I noticed today that every time some one went to get jester out of his cage he would hiss and bite them and it didn't matter who did it . Then he started to do the same thing if you went to pick him up from on top of his cage where he has some branches to climb on . Can any of you help on this problem


----------



## Laura (Jul 30, 2007)

It's quite normal for males to do this occasionally and females for that matter...lol he could be getting hormonal my Ollie will do this often he is as sweet as can be and then just turns on me and starts fake biting my hand rapidly I just tell him no and keep on doing what I am doing , just continue making him step up when he does this make sure you don't flinch even if he tries to bite you I know that sounds weird as the natural reaction is to pull away but that will just teach him that if he wants to get you away all he has to do is hiss and bite.


----------



## nighthawk (Feb 3, 2008)

I do carry on doing what im doing thanks for the help so will carry on and hopefully he will stop soon


----------



## **TielHeart** (Jan 3, 2008)

Yes my bet would be he's just getting a little hormonal!


----------



## xxxSpikexxx (Jul 30, 2007)

Sounds like hormones here is an article http://www.birdchannel.com/bird-beh...d-small-bird-behavior/hormonal-cockatiel.aspx Just make sure no one pulls away, hope this helps


----------



## Aly (Jul 30, 2007)

They can become quite hormonal and they'll try and test their limits with you. Don't react or they'll associate them biting with your hand going away and fiqure it works.. Just act like you're not even fazed by him doing that and spend a bit more time picking him up from his cage and putting him back so he gets the "cage is my territory" thought out of his mind.


----------



## Bea (Jul 26, 2007)

All my guys do that from time to time, i just tell them to get over it and make sure i get them to do what it was i wanted them to do (step up, come out of their cage, etc).


----------



## Plukie (Aug 26, 2007)

Bea said:


> All my guys do that from time to time, i just tell them to get over it and make sure i get them to do what it was i wanted them to do (step up, come out of their cage, etc).

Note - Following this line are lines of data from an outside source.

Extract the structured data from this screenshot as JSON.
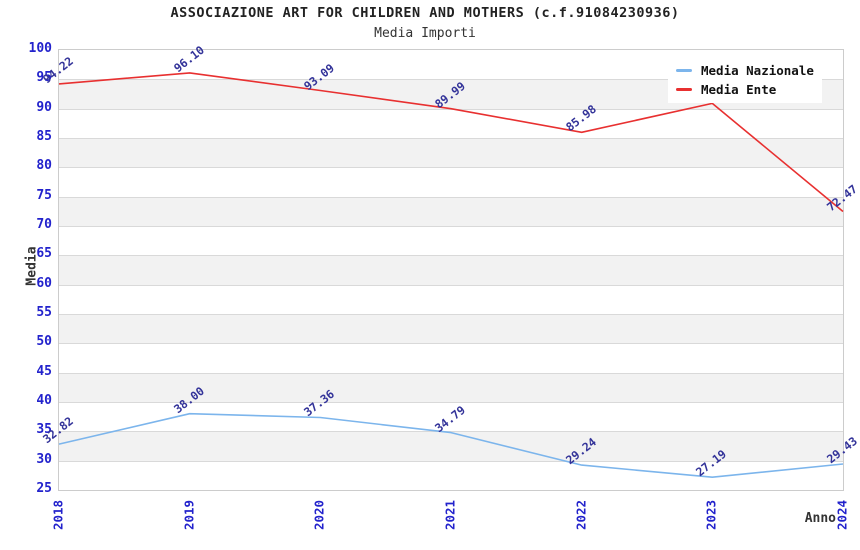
{
  "header": {
    "title": "ASSOCIAZIONE ART FOR CHILDREN AND MOTHERS (c.f.91084230936)",
    "subtitle": "Media Importi"
  },
  "chart_data": {
    "type": "line",
    "title": "ASSOCIAZIONE ART FOR CHILDREN AND MOTHERS (c.f.91084230936)",
    "subtitle": "Media Importi",
    "xlabel": "Anno",
    "ylabel": "Media",
    "categories": [
      "2018",
      "2019",
      "2020",
      "2021",
      "2022",
      "2023",
      "2024"
    ],
    "series": [
      {
        "name": "Media Nazionale",
        "color": "#7cb5ec",
        "values": [
          32.82,
          38.0,
          37.36,
          34.79,
          29.24,
          27.19,
          29.43
        ],
        "point_labels": [
          "32.82",
          "38.00",
          "37.36",
          "34.79",
          "29.24",
          "27.19",
          "29.43"
        ]
      },
      {
        "name": "Media Ente",
        "color": "#e83030",
        "values": [
          94.22,
          96.1,
          93.09,
          89.99,
          85.98,
          90.9,
          72.47
        ],
        "point_labels": [
          "94.22",
          "96.10",
          "93.09",
          "89.99",
          "85.98",
          null,
          "72.47"
        ]
      }
    ],
    "ylim": [
      25,
      100
    ],
    "ytick_step": 5,
    "grid": true,
    "band_colors": [
      "#ffffff",
      "#f2f2f2"
    ],
    "legend_position": "top-right"
  },
  "colors": {
    "axis_tick_label": "#2222cc",
    "data_label": "#333399",
    "gridline": "#d9d9d9",
    "plot_border": "#cccccc",
    "band_gray": "#f2f2f2",
    "title_text": "#222222"
  }
}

Yes, but.....not Bailee, he's a little darling, he wouldn't do anything so naughty as that.


----------



## Bea (Jul 26, 2007)

Plukie said:


> Yes, but.....not Bailee, he's a little darling, he wouldn't do anything so naughty as that.


He can be a right little rat when he feels like it. :lol: He comes running to mummy right after an angry outburst though, like "oh no, i just bit mummy, what do i do, what do i do!! .... can i have a hug?"


----------



## Plukie (Aug 26, 2007)

Well at least that's something.......Dooby says "I love you!" and then sometimes laughs. Sheesh. lol


----------



## Laura (Jul 30, 2007)

awww Plukie how cute he laughs at you....LOL :rofl:


----------



## Sophia (Aug 11, 2007)

WOW! He laughs , that is funny! :rofl:


----------